# New FHD monitor under 7K



## ebuyer (Apr 20, 2014)

Hi guys,

Looking to buy a new FHD monitor for my PC, main purpose is to watch movies, complete some office works and coding. Also very light to no gaming.

One option i would like to have is the ability to use it as a tv, i heard if my STB and monitor has a HDMI port then i can achieve it, so guys please suggest.


----------



## Gollum (Apr 20, 2014)

ebuyer said:


> Hi guys,
> 
> Looking to buy a new FHD monitor for my PC, main purpose is to watch movies, complete some office works and coding. Also very light to no gaming.
> 
> One option i would like to have is the ability to use it as a tv, i heard if my STB and monitor has a HDMI port then i can achieve it, so guys please suggest.



I don't think you will get any FHD monitor for 7k

you only get 15-19" monitors with 1360x768 resolution tops.

save up more and get the monitor that you need for 9k


----------



## ebuyer (Apr 20, 2014)

not looking for any crappy 1366X768, can extend upto 8k but thats that. How is 1600X900 ones?


----------



## Gollum (Apr 20, 2014)

ebuyer said:


> not looking for any crappy 1366X768, can extend upto 8k but thats that. How is 1600X900 ones?



HD+ is good but its still not a 1080p


----------



## ebuyer (Apr 20, 2014)

Provide me some options and lets see how much can i stretch


----------



## hitesh (Apr 20, 2014)

Get this  
Totally worth it


----------



## Gollum (Apr 20, 2014)

hitesh said:


> Get this
> Totally worth it



+1
I have the same. you get 1 HDMI with sound out via a 3.5mm socket and a VGA port.

Cons. no volume control for the sound out

very good for movies and drawing, not so great for text.

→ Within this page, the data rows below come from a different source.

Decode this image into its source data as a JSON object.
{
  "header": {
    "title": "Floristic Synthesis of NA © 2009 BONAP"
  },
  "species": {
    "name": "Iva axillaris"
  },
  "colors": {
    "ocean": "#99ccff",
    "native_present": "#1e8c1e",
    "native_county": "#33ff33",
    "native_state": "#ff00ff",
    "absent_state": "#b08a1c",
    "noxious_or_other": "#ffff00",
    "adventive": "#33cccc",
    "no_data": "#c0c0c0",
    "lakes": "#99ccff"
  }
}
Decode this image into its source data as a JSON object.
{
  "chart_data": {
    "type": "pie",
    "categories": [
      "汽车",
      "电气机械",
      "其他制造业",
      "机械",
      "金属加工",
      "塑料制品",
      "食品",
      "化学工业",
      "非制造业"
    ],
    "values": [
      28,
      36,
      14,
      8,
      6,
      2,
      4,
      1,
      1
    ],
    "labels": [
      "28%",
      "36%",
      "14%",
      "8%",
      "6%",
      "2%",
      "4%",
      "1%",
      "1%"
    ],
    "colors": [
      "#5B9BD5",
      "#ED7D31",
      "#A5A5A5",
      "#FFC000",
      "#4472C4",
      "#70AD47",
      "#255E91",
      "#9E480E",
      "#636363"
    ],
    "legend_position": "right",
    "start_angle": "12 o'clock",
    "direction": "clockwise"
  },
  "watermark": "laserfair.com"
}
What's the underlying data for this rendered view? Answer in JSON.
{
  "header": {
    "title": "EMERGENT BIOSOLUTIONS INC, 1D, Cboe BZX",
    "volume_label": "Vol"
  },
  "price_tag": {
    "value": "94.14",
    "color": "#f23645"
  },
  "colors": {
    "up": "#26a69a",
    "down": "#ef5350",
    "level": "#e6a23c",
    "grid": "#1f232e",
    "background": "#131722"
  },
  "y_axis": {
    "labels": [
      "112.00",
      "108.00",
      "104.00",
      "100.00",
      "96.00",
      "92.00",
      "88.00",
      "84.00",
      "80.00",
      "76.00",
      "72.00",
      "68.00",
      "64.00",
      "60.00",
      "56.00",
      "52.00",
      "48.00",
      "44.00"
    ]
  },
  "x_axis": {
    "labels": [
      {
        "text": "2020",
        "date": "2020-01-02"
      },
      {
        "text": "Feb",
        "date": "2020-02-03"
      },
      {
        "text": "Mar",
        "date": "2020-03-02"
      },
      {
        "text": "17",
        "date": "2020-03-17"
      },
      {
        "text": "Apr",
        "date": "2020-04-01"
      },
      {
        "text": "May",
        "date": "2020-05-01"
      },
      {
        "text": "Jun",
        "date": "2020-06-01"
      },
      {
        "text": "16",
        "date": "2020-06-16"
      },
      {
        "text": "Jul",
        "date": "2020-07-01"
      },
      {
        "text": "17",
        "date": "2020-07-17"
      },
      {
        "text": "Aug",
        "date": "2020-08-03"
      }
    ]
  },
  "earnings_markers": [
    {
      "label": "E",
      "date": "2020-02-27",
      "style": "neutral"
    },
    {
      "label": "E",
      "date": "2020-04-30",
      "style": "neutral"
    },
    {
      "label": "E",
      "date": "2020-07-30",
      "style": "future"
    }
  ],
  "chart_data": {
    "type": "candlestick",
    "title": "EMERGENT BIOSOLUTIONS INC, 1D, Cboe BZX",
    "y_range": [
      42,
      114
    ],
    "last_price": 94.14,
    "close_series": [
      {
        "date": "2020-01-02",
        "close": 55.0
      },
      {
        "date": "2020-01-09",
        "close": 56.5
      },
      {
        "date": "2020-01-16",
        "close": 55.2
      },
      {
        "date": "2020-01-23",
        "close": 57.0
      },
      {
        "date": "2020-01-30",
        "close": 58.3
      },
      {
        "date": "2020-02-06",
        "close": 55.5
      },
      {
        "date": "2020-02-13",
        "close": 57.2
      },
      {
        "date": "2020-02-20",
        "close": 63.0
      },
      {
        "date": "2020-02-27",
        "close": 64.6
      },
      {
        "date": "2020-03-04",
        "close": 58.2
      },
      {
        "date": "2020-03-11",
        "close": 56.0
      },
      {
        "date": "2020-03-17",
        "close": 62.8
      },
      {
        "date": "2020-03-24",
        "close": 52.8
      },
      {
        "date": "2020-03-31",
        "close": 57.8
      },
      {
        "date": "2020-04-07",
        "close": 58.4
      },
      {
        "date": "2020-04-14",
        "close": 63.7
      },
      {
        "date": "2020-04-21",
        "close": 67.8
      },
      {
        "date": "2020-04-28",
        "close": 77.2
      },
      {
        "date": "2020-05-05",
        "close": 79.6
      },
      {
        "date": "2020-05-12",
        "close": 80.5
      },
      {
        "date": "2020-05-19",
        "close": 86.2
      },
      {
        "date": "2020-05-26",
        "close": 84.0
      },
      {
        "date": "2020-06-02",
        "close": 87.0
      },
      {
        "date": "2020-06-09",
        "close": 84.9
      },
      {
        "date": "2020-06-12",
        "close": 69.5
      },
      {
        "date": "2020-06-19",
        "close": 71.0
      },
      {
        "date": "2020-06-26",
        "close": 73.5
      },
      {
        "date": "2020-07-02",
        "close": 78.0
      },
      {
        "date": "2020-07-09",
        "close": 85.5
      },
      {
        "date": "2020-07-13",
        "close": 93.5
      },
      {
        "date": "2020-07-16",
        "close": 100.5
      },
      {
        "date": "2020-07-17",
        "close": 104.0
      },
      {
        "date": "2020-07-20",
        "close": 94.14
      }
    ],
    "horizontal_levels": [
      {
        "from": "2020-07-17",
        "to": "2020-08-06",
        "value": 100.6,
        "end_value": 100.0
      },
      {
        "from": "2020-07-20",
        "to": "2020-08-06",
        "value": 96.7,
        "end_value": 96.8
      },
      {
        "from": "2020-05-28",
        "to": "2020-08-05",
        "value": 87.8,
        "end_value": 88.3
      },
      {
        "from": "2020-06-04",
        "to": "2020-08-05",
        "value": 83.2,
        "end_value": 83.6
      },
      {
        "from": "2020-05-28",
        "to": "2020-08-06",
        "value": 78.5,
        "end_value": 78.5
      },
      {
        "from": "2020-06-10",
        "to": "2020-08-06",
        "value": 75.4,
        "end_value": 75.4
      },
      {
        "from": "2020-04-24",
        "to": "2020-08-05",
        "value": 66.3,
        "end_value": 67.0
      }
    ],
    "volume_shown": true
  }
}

VGA output is not so clear on this. I have tested with multiple cables and computers - You will have to use the sharpness feature of the monitor to make things look less fuzzier.
HDMI is perfect. I use my ps4 on it with HDMI


----------



## ebuyer (Apr 20, 2014)

How about this one *www.snapdeal.com/product/benq-gw2255hm-215-inch-monitor/1462104


----------



## hitesh (Apr 20, 2014)

ebuyer said:


> How about this one *www.snapdeal.com/product/benq-gw2255hm-215-inch-monitor/1462104



You can't go wrong with either of them


----------